In the absence of pleadings to support wrongdoing by the Lottery Corporation, there is no basis on which waiver of tort could be engaged. Accordingly, it is unnecessary to address the legal issues arising from what has been described as a developing and unsettled area of the law.
The majority allowed the appeal as well but only in part. Germane to our discussion, they allowed the waiver of tort claim, amongst others, to proceed. After discussing the well-known remedy of restitution based an unjust enrichment and the traditional three-part test the majority discussed waiver of tort as follows:
The cause of action supporting the second category is not the unjust enrichment itself but the existence of a wrong (such as a tort, breach of contract, breach of fiduciary duty or perhaps even a crime) against the claimant which has the result of enabling the defendant to acquire a gain (sometimes described as an unjust enrichment), not necessarily from the claimant, that justifies the court in ordering the disgorgement of the wrongdoer’s gains.
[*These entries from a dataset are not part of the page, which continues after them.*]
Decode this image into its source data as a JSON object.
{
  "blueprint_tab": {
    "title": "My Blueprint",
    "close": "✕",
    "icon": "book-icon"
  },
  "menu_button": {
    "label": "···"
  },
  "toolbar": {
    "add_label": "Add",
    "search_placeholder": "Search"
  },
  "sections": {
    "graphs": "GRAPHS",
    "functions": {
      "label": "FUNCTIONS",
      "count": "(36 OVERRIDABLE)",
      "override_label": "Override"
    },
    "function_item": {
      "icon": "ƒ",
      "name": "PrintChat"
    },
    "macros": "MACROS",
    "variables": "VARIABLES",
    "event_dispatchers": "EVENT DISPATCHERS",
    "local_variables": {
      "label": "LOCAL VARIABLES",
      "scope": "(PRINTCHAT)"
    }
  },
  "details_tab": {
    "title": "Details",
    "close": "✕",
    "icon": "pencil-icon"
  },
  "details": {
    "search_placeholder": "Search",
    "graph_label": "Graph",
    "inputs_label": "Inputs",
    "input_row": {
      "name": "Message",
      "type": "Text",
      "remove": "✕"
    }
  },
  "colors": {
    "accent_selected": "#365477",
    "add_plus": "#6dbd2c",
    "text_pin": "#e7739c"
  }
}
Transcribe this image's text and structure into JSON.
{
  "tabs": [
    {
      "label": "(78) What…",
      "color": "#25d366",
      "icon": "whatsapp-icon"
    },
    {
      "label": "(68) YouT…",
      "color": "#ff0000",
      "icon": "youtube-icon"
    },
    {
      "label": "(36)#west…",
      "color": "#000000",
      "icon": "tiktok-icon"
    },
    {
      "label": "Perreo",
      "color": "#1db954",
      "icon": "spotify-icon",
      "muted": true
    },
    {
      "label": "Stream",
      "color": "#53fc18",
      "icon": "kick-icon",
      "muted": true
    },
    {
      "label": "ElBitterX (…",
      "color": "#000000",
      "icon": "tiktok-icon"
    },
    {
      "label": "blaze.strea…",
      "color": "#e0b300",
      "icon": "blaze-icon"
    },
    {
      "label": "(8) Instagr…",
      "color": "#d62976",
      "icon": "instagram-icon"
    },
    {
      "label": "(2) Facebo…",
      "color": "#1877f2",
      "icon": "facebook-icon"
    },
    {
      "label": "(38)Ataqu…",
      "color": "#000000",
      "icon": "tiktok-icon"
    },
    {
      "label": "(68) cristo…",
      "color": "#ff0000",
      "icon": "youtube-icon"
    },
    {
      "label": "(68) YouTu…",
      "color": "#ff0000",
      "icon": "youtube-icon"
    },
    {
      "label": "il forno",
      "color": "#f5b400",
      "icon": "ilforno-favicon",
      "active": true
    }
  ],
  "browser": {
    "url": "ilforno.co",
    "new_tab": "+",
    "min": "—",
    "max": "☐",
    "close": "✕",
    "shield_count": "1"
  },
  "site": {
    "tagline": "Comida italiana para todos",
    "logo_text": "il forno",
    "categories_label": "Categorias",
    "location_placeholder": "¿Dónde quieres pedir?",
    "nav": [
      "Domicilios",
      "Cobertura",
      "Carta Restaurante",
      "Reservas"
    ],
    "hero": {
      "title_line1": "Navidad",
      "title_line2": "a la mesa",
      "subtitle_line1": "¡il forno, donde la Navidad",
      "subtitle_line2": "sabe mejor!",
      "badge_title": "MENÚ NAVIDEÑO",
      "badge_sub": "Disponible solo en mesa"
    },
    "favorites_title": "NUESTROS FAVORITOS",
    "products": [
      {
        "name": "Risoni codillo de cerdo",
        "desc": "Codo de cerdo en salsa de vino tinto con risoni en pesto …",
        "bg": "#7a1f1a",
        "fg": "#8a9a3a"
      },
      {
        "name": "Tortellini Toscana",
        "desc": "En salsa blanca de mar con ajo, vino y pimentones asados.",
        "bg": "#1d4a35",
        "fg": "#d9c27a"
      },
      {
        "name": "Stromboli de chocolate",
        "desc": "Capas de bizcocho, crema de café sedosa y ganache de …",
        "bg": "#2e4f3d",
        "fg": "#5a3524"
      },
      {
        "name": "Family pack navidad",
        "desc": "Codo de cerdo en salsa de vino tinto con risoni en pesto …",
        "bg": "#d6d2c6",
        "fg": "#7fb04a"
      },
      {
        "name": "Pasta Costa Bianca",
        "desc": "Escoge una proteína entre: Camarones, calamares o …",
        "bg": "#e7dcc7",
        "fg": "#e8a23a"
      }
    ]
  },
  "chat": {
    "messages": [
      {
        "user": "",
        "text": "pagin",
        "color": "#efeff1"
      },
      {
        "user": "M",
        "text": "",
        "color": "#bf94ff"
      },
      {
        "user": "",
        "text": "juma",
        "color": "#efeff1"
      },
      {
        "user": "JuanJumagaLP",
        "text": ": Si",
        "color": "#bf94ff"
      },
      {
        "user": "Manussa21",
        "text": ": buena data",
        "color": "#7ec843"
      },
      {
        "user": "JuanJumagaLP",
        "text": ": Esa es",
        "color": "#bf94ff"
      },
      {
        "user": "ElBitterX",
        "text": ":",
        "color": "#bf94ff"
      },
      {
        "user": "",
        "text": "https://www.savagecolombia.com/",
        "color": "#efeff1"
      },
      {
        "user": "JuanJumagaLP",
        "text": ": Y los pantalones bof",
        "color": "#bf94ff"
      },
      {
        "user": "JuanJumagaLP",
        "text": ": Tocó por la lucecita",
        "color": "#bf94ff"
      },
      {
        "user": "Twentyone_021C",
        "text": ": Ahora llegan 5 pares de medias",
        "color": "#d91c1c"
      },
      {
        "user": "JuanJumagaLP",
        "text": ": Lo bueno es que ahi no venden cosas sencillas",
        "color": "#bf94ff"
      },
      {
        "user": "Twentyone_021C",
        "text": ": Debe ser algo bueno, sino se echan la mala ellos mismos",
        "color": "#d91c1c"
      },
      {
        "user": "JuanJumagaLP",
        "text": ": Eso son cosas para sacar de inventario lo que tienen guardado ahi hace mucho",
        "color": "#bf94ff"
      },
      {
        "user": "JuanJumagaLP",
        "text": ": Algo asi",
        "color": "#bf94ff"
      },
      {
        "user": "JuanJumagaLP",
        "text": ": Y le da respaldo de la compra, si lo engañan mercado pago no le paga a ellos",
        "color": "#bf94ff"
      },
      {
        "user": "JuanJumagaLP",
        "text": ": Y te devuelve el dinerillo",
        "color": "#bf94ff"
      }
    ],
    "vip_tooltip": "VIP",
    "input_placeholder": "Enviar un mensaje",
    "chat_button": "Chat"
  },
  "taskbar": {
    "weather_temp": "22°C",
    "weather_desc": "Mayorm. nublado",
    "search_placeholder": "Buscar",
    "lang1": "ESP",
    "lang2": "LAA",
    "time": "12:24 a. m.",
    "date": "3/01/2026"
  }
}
The gains can be regarded as an unjust enrichment of the defendant but the right of the claimant to them depends not only on the unjustified nature of the enrichment but on the existence of a separate wrong. Further, recovery by the plaintiff does not necessarily depend on the plaintiff having suffered any loss or deprivation, although such loss or deprivation may have occurred. Instead, the focus is not on repairing an injury to the claimant but on stripping away the gains acquired by the defendant as a result of the wrong he or she has committed so as to vindicate the notion that a wrongdoer should not profit from his or her wrong. This is so even if the claimant may, as a result, benefit from a windfall. The remedy may involve the re-transfer of a benefit of which the claimant had been deprived by virtue of the wrong but it may also involve the stripping away of ill-gotten gains even if those gains were not acquired from the claimant.
The court was, in effect, allowing the waiver of tort claim to proceed despite its unclear history or support in the law. The lottery corporation sought and was granted leave to appeal to the Supreme Court of Canada. This is indeed good news as it likely means that the law on waiver of tort will be clarified and spelled out for the entire country. We will continue to update with new developments.